Tuesday, 18 August 2009

Is the Big Law firm really a big law firm?

Following James' recommendation on Twitter, I read Patrick Lamb's blog entry about Big Law firms dealing with the downturn in a series of "slash and burn" exercises. He rightly raises the question - why were average profits reported being down by almost 20% (I assume he is referring to US law firms) while profit figures are actually down 3-5%? Last month I blogged myself about UK law firms where there was an average rise in revenue for the top 50 firms but an average drop in PEP for the same group. The understanding that I took away was that law firms were poor at accurately assessing the downturn.

Patrick goes on to say that the "slash and burn" exercise - i.e. slashing costs by, generally, reducing head count and finding savings in expenditure (often by pressurising suppliers or reducing benefits) - which has been demonstrated to be unsuccessful, is simply repeated. He expresses surprise that Big Law firms seem unable to move to a different model.

I can't speak for US firms, although I had understood that they worked to a more corporate model that their UK counterparts. The the UK, however, I firmly believe that the Partnership model is the problem. Debra Weiss talks about this in her posting "Most law firm reform ideas are insipid and inadequate", and points readers in the direction of Larry Ribstein, a law professor at the University of Illinois, who suggests external ownership of law firms.

The issue in the UK is that, no matter how large the organisation seems - thousands of staff, and millions of pounds worth of revenue - law firms are small businesses. By that I mean that the governance model which is used in almost every firm I have analysed is the same - a board of lawyers headed by a senior lawyer who may receive advice from functional specialists employed as directors. These lawyers, in order to have reached the stage where they have achieved partnership and been considered for the board, will have put in a tremendous and impressive amount of work in order to build up a client base and an income for the firm. This will have required years of training and hours of practice - in preference, often, of many other parts of their lives. Eighty hour weeks are still considered normal for aspiring lawyers.
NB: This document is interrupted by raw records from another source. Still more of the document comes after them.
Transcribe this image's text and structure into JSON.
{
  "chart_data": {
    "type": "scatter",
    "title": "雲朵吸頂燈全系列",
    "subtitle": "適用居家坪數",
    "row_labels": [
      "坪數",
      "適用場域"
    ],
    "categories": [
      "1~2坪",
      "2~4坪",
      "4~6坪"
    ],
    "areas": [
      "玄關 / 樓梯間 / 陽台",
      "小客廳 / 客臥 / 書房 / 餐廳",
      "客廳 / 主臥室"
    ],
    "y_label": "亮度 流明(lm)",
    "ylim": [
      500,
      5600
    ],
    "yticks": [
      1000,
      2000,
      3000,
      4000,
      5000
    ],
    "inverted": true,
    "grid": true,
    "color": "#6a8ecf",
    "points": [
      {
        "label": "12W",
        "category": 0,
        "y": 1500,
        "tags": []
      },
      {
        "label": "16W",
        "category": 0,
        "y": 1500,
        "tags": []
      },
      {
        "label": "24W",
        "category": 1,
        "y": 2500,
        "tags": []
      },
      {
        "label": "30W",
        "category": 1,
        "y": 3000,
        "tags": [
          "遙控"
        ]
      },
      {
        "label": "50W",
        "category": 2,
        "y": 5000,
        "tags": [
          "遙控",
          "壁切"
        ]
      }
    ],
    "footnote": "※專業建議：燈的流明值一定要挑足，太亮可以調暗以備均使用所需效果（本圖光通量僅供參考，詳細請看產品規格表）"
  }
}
This is all well and good - but it does leave little time for the hot-shot lawyer to learn anything at all about running a multi-million pound business. Many firms will point to their internal training programmes (although almost as many will have been cut or cancelled altogether in the first "slash and burn" round) which they use to identify future partnership material. Some firms will even go to the lengths of sending senior associates or partners away on a week long course to a major business school to learn the skills to manage the firm. I have a number of issues with this approach. As a professional manager, I find it somewhat insulting that anyone should think that they can learn my job at a week-long course. I would have more regard for the idea if, having been on this accelerated learning programme, returnees were allowed to get involved in actually running the firm. Often this is not the case. Holders of certificates from Harvard may well be invited onto a committee but the chances of being in a position to see the business being run and to have a hand in it are very slim before achieving board level. They may well pick up some staff-management experience as they rise to Head of Department, but it is unlikely that they will engage in any strategic staff management or long term planning (I am often told by law partners that, since it is so difficult to forecast the requirements of the firm in the future, there was no point in trying).

This means that the first time they are expected to make a strategic business decision will be at their first board meeting. In most cases they are not ready for that moment and are not sufficiently trained for the task they undertake. That is why "slash and burn" exercises are undertaken so often - they are easy to start, easy to understand and a way of being obviously seen to be doing something. Setting up new governance systems with long term measurements and targets is difficult - and so often avoided. This is a small business mentality - and, in fact, some small business owners I know would be insulted at the comparison.

I agree with Professor Ribstein - external Board membership and external ownership is the probably the way forward. Law firms need to take the step to become large businesses and incorporate the expertise in running a business into their firm. Managing a business is a skill in itself and should be left to those trained to do it and with experience of dealing with upturns and downturns. By introducing an external view, firms will be forced to become more corporate and will benefit from a more diverse opinion, knowledge and skill set.

Moving towards being a large firm will be difficult. The first step, as so often, is to recognise the skills already available to the firm - i.e. in the current Board - and to equally recognise what skills are missing and so will be necessary. A full programme of training will be necessary for both this generation of "managing lawyers" and the next. Understanding of business must be introduced as early as possible. Trainees should have one "seat" with the firm's management and spend a rotation understanding how the firm actually works.

I believe it is possible to produce this new type of law firm - and that the firms which move away from the traditional model will be the ones to recover most quickly.

1 comment:

  1. Absolutely - we have exactly this problem as a European branch of a London firm. Nothing in management seems to have changed in 20 years.